One of the neatest handwritten documents I ran across was a letter written in 1864 entitled "Quarantine", all on the subject of how to improve health and sanitary conditions in New Orleans, which, I believe, was under the control of the Union at that point in time (and hence why the Sanitary Commission cared).
I've been taking careful note of all of the hints as to the reasoning behind their recommendations. Remember, these are the pre-germ theory days, so the reigning motivation for doing any kind of cleanup work is to get rid of miasma: essentially, disease causing bad smells.
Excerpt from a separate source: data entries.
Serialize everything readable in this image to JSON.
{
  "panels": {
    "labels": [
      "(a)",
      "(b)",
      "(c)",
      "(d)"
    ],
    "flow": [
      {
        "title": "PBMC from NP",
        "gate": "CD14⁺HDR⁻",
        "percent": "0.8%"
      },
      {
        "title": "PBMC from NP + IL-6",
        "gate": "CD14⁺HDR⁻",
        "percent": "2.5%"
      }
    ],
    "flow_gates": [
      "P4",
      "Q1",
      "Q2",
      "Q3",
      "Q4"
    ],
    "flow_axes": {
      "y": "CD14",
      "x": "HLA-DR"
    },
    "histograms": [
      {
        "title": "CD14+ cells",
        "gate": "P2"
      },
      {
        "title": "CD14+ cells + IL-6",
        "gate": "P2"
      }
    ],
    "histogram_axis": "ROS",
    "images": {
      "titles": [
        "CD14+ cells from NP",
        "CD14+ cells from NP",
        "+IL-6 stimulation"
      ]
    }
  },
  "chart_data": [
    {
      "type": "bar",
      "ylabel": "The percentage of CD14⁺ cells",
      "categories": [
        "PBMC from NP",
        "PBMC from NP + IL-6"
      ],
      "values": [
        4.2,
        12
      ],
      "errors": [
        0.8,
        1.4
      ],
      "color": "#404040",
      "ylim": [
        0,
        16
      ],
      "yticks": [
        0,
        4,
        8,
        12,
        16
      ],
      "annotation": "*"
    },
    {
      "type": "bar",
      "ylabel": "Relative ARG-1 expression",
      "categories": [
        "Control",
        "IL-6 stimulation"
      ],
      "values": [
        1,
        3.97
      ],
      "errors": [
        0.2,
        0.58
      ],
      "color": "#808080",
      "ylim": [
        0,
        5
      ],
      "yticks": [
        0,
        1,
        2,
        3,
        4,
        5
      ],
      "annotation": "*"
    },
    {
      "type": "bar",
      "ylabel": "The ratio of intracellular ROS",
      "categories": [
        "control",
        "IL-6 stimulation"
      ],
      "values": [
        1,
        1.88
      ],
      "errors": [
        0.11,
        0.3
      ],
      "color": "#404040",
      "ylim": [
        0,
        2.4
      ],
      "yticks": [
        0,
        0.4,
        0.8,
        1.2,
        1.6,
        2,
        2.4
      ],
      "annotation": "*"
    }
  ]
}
As a side note, I've also been reading Florence Nightingale's highly influential Notes on Nursing: what it is, and what it is not. She is highly well-respected for her sanitary impulse and drastically improving conditions for British soldiers during the Crimean War (1854- 1856). She's known as one of the first "modern" nurses (who actually knew what she was doing), is praised in glowing terms, etc.,etc. But remember, she wasn't after germs. She was after miasma. Here is an excerpt from her book, in her own words:
"The very first canon of nursing, the first and last thing upon which a nurse's attention must be fixed, the first essential to the patient, without which all the rest you can do for him is as nothing, with which I had almost said you may leave all the rest alone, is this: TO KEEP THE AIR HE BREATHES AS PURE AS THE EXTERNAL AIR." (emphasis hers)
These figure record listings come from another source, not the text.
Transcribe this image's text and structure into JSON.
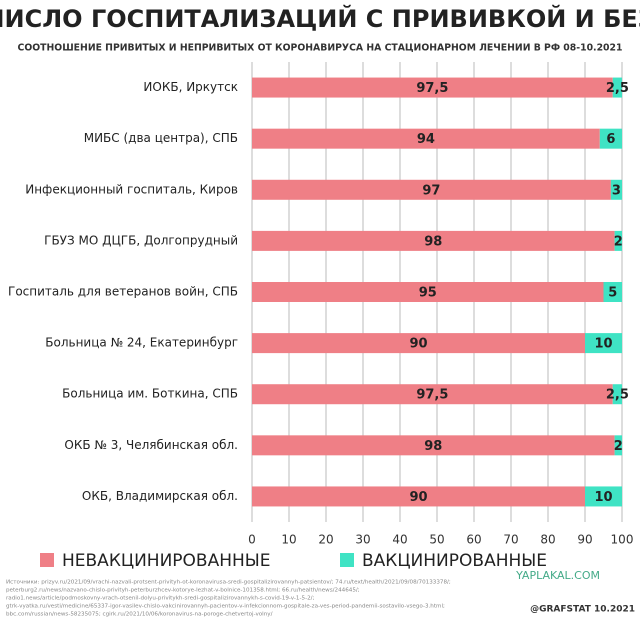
{
  "chart_data": {
    "type": "stacked-bar-horizontal",
    "title": "ЧИСЛО ГОСПИТАЛИЗАЦИЙ С ПРИВИВКОЙ И БЕЗ",
    "subtitle": "СООТНОШЕНИЕ ПРИВИТЫХ И НЕПРИВИТЫХ ОТ КОРОНАВИРУСА НА СТАЦИОНАРНОМ ЛЕЧЕНИИ В РФ 08-10.2021",
    "categories": [
      "ИОКБ, Иркутск",
      "МИБС (два центра), СПБ",
      "Инфекционный госпиталь, Киров",
      "ГБУЗ МО ДЦГБ, Долгопрудный",
      "Госпиталь для ветеранов войн, СПБ",
      "Больница № 24, Екатеринбург",
      "Больница им. Боткина, СПБ",
      "ОКБ № 3, Челябинская обл.",
      "ОКБ, Владимирская обл."
    ],
    "series": [
      {
        "name": "НЕВАКЦИНИРОВАННЫЕ",
        "color": "#ef7f86",
        "values": [
          97.5,
          94,
          97,
          98,
          95,
          90,
          97.5,
          98,
          90
        ],
        "value_labels": [
          "97,5",
          "94",
          "97",
          "98",
          "95",
          "90",
          "97,5",
          "98",
          "90"
        ]
      },
      {
        "name": "ВАКЦИНИРОВАННЫЕ",
        "color": "#3fe3c4",
        "values": [
          2.5,
          6,
          3,
          2,
          5,
          10,
          2.5,
          2,
          10
        ],
        "value_labels": [
          "2,5",
          "6",
          "3",
          "2",
          "5",
          "10",
          "2,5",
          "2",
          "10"
        ]
      }
    ],
    "xlim": [
      0,
      100
    ],
    "xticks": [
      0,
      10,
      20,
      30,
      40,
      50,
      60,
      70,
      80,
      90,
      100
    ],
    "grid": true,
    "sources": [
      "Источники: prizyv.ru/2021/09/vrachi-nazvali-protsent-privityh-ot-koronavirusa-sredi-gospitalizirovannyh-patsientov/; 74.ru/text/health/2021/09/08/70133378/;",
      "peterburg2.ru/news/nazvano-chislo-privityh-peterburzhcev-kotorye-lezhat-v-bolnice-101358.html; 66.ru/health/news/244645/;",
      "radio1.news/article/podmoskovny-vrach-otsenil-dolyu-privitykh-sredi-gospitalizirovannykh-s-covid-19-v-1-5-2/;",
      "gtrk-vyatka.ru/vesti/medicine/65337-igor-vasilev-chislo-vakcinirovannyh-pacientov-v-infekcionnom-gospitale-za-ves-period-pandemii-sostavilo-vsego-3.html;",
      "bbc.com/russian/news-58235075; cgirk.ru/2021/10/06/koronavirus-na-poroge-chetvertoj-volny/"
    ],
    "watermark": "YAPLAKAL.COM",
    "credit": "@GRAFSTAT 10.2021"
  }
}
Yes, you read that correctly. If nothing else, you HAVE to make sure that the miasma doesn't get at them. Feeding, watering, scrubbing, etc., are all secondary to fresh air. She explains why:
"A room remains uninhabited; the fire place is carefully fastened up with a board; the windows are never opened; probably the shutters are kept always shut; perhaps some kind of stores are kept in the room; no breath of fresh air can by possibility enter into that room, nor any ray of sun. The air is as stagnant, musty, and corrupt as it can by possibility be made. It is quite ripe to breed small-pox, scarlet fever, diptheria, or anything else you please."
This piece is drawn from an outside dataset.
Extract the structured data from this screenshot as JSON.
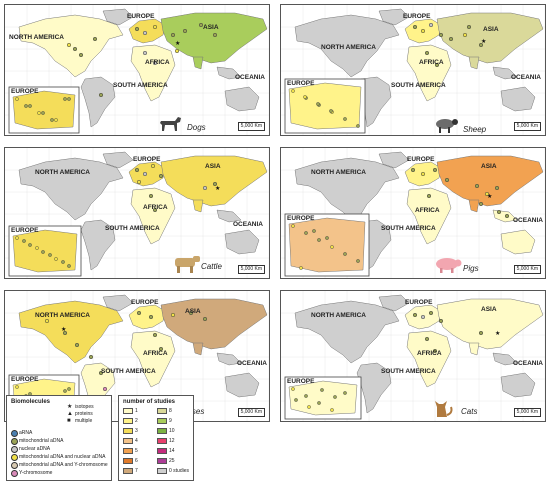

Again, a lack of fresh air causes disease. Also, note, that until the line about "no breath of fresh air"... it reads like someone has been hiding out from a zombie apocalypse.
Continuing along that vein, that list of recommendations for New Orleans, alongside things such as dissing the quality of milk available in the city and disdaining the current drainage system for sewage then in place, also recommends against having cemeteries near crowded residential areas. The author talks about the risk of "putrescence", and how such stinks will inevitably cause the whole city to fall ill. But I absolutely loved this line, because to me it really felt like the prologue to some sort of period zombie novel:
"It is quite impossible to seal a tomb[...] hermetically, so that nothing offensive shall escape."